As far as I know, the JVM will close a file when the file descriptor is no longer reachable.

justinhj · December 3, 2019, 4:42pm

java.util.Timer documentation offers that it “does not offer real-time guarantees”, so we can’t pass any guarantee to the user about resolution or accuracy, but it does claim to scale to thousands of concurrently scheduled tasks under normal conditions.

I can take your point, though, that these trade offs will not work for everyone.

That’s a great solution but often they are not using Akka and don’t want to bring in a large dependency. For reference this problem was mentioned to me by a colleague who trains a lot of beginners in Scala and how to timeout a future is very common first question once they start using some concurrency.

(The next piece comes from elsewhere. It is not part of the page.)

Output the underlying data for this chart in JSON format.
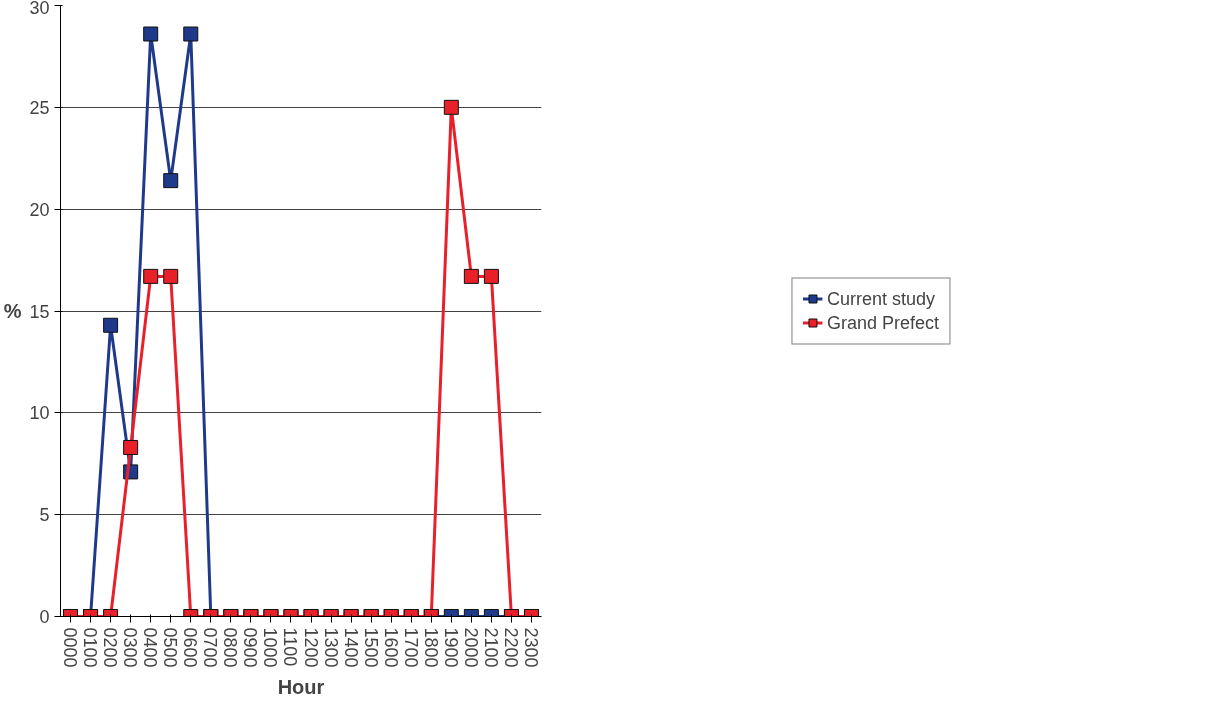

That is the implementation I am suggesting above. My question is, should we tell beginners that it is relatively easy to code, or just point them to the function they are looking for?

AMatveev · December 3, 2019, 5:43pm

I can not say about a file exactly.
We had caught server crash on interruption on infinispan cache.
The infinispan uses FileChannel (Java Platform SE 7 )
The FileChannel implements:
InterruptibleChannel (Java Platform SE 7 )
The documentation says in InterruptibleChannel
if a thread is blocked in an I/O operation on an interruptible channel then another thread may invoke the blocked thread’s interrupt method. This will cause the channel to be closed

The infinispan cache closing brakes other workers completely.

curoli · December 3, 2019, 6:09pm

I see your point.

On the one side, they say FileChannel is “safe” to be used by multiple threads concurrently, but at the same time, interrupting one thread blocking on it will close the FileChannel, so it seems to me that sharing a FileChannel between threads that can be interrupted may not be so useful. Maybe the lesson is that FileChannels should not be shared between threads after all?

AMatveev · December 3, 2019, 6:33pm

It is retorical question for me.
How can we guarantee that there are no InterruptibleChannel interface in the 250 megabytes of libraries which are needed by us.
I am unsure either that implementing infinispan without shared filechannel is possible at all.
But I am sure that nobody will allow to merge this changes to main infinispan project.

curoli · December 3, 2019, 7:13pm

You are right. There should have been a standard way to deal with this robustly, and it is a shame that there is not.

szegedi · December 3, 2019, 8:03pm

We can provide such a function, as long as users understand the difference between a future timing out versus a computation being cancelled.

morgen-peschke · December 3, 2019, 8:52pm

A straightforward way to do this may not be providing timeout directly, but rather something more along these lines:

Future.first(
  asyncFoo(),
  Future.delay(bar, 20.seconds)
)

This way may be more clear that the value returned by the first Future to complete is taken, without implying the longer lasting one will be canceled.

viktorklang · December 4, 2019, 8:39am

Not only that, the j.u.Timer executes the TimerTask on the Timer Thread, which means that every TimerTask will delay the next TimerTask—so scaling to thousands of tasks is a highly theorhetical limit.

Agreed, in this case, perhaps the best thing would be to consider to evolve ExecutionContext to have a delay-method. But that also means having some default implementation of a clock in the stdlib.

julienrf · December 4, 2019, 11:49pm

Yes, that’s what I think too. Ideally, I’d like to remove things from Future, which seems to already handle too many concerns. I don’t think it should deal with ExecutionContexts (this should go to Task too, along with cancellation). I’d love to see Future be just a more ergonomic continuation type.

viktorklang · December 5, 2019, 11:58am

It’s highly unlikely that Future will be reduced in scope, especially not anything fundamental.

However, ever since the beginning of SIP-14 I’ve wanted to have a supertype to Future called something like Eventually[+T] which could be the type you’re looking for in the case of wanting to integrate a Task-like construct into the stdlib.

mdedetrich · December 5, 2019, 12:06pm

We just use akka.pattern.after everywhere, since akka invariably ends up in our dependency list due to transitive dependencies, it hasn’t been a huge problem.

Agree that we should have something equivalent already in Future to do timeouts.